Based upon our thorough review of the record on appeal, the status of Carney as a trespasser or licensee on Galt’s property is clearly a disputed fact that must be determined by the trier of fact.4 Perry v. Williamson, 824 S.W.2d 869 (Ky. 1992) (citing John S. Palmore, Kentucky Instructions To Juries, Civil § 24.09 (2d ed. 1989)).5
There being disputed facts regarding Carney’s status on Galt’s property, summary judgment was prematurely granted by the circuit court in favor of Galt. On remand, if the trier of fact determines Carney was a trespasser, then there would be no duty owed nor could any liability for damages accrue against Galt. KRS 381.232. However, if Carney’s status is held to be that of licensee, then the trier of fact will be required to determine if Galt breached his duty of care to Carney to maintain his premises in a reasonably safe condition and to award damages, if any, under a comparative fault analysis.
CONCLUSION
In conclusion, we affirm the circuit court’s grant of summary judgment to Ju-lita Nord as landlord of Galt; we reverse the summary judgment in favor of Galt and remand for proceedings consistent with this opinion. If the trier of fact concludes that Carney was a trespasser, there shall be no liability for Carney’s damage claim against Galt in accordance with KRS 381.232. Otherwise, the case shall proceed as a traditional comparative fault tort case.
NICKELL, JUDGE, CONCURS.
ACREE, JUDGE, CONCURS AND WRITES SEPARATE OPINION.
. Julita Nord is Trustee for 12019 Rock Spring Drive Land Trust which owns the real property where Stuart Dale Carney’s injuries occurred. This property was being leased by the Trust to Rusty Galt at the time of the incident that resulted in Carney’s injuries.
. See also: Dick's Sporting Goods, Inc., v. Webb, 413 S.W.3d 891 (Ky. 2013); Shelton v. Kentucky Easter Seals Soc’y, Inc., 413 S.W.3d 901 (Ky. 2013); and Carter v. Bullitt Host, LLC, 471 S.W.3d 288 (Ky. 2015).
. Under Kentucky Revised Statutes (KRS) 381.231(2), the definition of an owner of real estate includes one who possesses any interest in the real estate or is a lawful occupant of the same. Galt would thus be protected against claims by trespassers under KRS 381.232.
. The distinction between a licensee and an invitee is often times shadowy and indistinct. Scuddy Coal Co., Inc. v. Couch, 274 S.W.2d 388 (Ky. 1954). However, as noted by the Supreme Court in Shelton, 413 S.W.3d 901 (quoting Hardin v.

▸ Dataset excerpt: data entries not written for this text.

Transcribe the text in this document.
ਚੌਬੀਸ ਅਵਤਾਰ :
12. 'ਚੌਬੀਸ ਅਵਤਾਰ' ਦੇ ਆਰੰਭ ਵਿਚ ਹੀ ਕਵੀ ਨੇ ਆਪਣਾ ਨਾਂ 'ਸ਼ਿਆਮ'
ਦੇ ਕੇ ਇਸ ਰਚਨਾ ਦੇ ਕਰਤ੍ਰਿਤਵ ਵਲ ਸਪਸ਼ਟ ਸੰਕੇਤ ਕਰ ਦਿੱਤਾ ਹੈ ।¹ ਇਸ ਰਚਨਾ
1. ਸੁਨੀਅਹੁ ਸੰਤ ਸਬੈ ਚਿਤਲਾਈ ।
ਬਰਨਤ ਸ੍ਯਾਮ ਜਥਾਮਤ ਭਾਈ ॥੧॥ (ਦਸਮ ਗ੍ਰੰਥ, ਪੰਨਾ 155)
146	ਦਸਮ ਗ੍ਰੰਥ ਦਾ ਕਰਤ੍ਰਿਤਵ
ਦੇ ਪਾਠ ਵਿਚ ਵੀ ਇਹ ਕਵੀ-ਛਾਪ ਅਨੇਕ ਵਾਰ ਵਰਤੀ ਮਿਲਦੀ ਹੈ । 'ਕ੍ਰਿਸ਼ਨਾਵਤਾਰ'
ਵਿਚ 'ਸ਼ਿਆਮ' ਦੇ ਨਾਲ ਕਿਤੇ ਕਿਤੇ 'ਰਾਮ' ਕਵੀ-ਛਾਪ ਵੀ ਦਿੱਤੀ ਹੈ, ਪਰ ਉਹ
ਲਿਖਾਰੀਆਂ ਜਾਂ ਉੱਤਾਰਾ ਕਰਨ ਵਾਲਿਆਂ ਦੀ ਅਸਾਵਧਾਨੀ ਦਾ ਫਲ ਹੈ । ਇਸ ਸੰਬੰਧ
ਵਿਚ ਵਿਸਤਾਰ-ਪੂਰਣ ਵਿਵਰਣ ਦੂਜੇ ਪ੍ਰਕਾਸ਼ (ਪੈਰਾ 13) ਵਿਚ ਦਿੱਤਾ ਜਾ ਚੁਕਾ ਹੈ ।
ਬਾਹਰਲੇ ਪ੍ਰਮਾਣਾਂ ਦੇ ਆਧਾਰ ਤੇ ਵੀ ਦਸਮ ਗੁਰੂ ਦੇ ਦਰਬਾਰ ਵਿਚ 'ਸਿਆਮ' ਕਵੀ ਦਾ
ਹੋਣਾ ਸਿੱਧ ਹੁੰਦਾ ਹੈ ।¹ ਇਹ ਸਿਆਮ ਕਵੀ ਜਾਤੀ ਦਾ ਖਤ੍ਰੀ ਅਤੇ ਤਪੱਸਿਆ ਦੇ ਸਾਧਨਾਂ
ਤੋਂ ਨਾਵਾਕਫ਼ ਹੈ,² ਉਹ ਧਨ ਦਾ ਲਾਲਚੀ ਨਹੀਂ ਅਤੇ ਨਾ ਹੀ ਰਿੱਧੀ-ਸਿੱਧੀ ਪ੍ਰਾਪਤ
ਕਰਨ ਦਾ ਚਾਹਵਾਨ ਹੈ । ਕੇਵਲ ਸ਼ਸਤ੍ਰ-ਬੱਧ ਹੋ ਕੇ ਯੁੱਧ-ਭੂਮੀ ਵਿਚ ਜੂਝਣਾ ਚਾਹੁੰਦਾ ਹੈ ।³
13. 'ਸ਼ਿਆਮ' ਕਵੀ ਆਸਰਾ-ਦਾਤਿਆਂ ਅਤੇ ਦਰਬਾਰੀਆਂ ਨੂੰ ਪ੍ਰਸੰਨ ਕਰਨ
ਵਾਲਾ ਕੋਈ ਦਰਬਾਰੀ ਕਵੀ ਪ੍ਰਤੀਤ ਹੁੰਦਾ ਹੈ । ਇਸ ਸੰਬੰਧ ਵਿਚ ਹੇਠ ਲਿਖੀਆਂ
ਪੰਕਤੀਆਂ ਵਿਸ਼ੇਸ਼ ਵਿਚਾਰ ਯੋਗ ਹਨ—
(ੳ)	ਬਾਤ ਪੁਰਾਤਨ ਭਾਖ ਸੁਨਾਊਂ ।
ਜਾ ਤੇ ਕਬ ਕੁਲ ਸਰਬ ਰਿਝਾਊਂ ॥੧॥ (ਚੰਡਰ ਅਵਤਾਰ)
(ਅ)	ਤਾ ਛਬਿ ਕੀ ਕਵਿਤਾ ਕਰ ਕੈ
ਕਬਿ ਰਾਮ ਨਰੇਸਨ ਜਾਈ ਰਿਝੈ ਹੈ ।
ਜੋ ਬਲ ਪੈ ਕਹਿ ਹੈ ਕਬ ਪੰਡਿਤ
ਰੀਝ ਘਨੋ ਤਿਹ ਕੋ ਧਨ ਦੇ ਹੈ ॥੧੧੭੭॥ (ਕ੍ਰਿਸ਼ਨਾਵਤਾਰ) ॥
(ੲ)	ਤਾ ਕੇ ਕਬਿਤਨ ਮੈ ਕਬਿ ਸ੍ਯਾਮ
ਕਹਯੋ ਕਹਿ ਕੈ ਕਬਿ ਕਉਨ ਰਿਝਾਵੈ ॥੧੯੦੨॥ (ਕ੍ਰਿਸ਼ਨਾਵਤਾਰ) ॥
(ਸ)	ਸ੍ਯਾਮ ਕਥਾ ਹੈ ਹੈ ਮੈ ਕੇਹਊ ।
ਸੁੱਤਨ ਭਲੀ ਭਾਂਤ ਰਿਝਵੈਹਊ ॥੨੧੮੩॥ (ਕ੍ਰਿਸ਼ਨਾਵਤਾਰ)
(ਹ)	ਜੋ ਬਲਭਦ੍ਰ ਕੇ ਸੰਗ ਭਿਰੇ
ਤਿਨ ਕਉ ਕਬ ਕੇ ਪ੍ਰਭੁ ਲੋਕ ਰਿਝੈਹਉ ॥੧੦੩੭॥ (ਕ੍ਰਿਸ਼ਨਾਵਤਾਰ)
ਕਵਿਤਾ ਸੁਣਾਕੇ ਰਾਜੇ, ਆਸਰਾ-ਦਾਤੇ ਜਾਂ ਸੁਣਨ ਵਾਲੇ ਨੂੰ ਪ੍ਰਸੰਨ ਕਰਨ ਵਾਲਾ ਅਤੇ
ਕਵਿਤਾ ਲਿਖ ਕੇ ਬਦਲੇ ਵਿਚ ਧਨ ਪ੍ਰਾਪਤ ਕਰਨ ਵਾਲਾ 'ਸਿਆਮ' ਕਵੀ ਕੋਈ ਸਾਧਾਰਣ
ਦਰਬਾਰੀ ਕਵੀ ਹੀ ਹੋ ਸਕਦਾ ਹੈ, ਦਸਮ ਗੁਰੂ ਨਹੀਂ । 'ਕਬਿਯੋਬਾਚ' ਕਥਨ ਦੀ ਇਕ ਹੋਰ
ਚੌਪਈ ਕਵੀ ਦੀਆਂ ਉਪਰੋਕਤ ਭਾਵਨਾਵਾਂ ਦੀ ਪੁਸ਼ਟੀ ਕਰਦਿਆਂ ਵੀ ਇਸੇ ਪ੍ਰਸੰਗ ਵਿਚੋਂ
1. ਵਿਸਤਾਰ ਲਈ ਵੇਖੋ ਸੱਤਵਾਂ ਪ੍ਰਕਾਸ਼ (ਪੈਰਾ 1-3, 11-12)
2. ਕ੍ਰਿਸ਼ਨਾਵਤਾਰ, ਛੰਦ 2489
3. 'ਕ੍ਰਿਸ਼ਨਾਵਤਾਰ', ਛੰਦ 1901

Harris, 507 S.W.2d 172, 175-76 (Ky. 1974)):
In such a case whether the person injured was in invitee or a licensee should not have any bearing upon the standard of care required of the possessor of the premises. His duty in either event was to conduct his activities with reasonable care for the safety of the appellant.
Shelton, at 909, n. 28.
. The current version is now found in John S. Palmore and Donald P. Cetrulo, Kentucky Instructions To Juries, Civil § 24.12 (5th ed. 2014).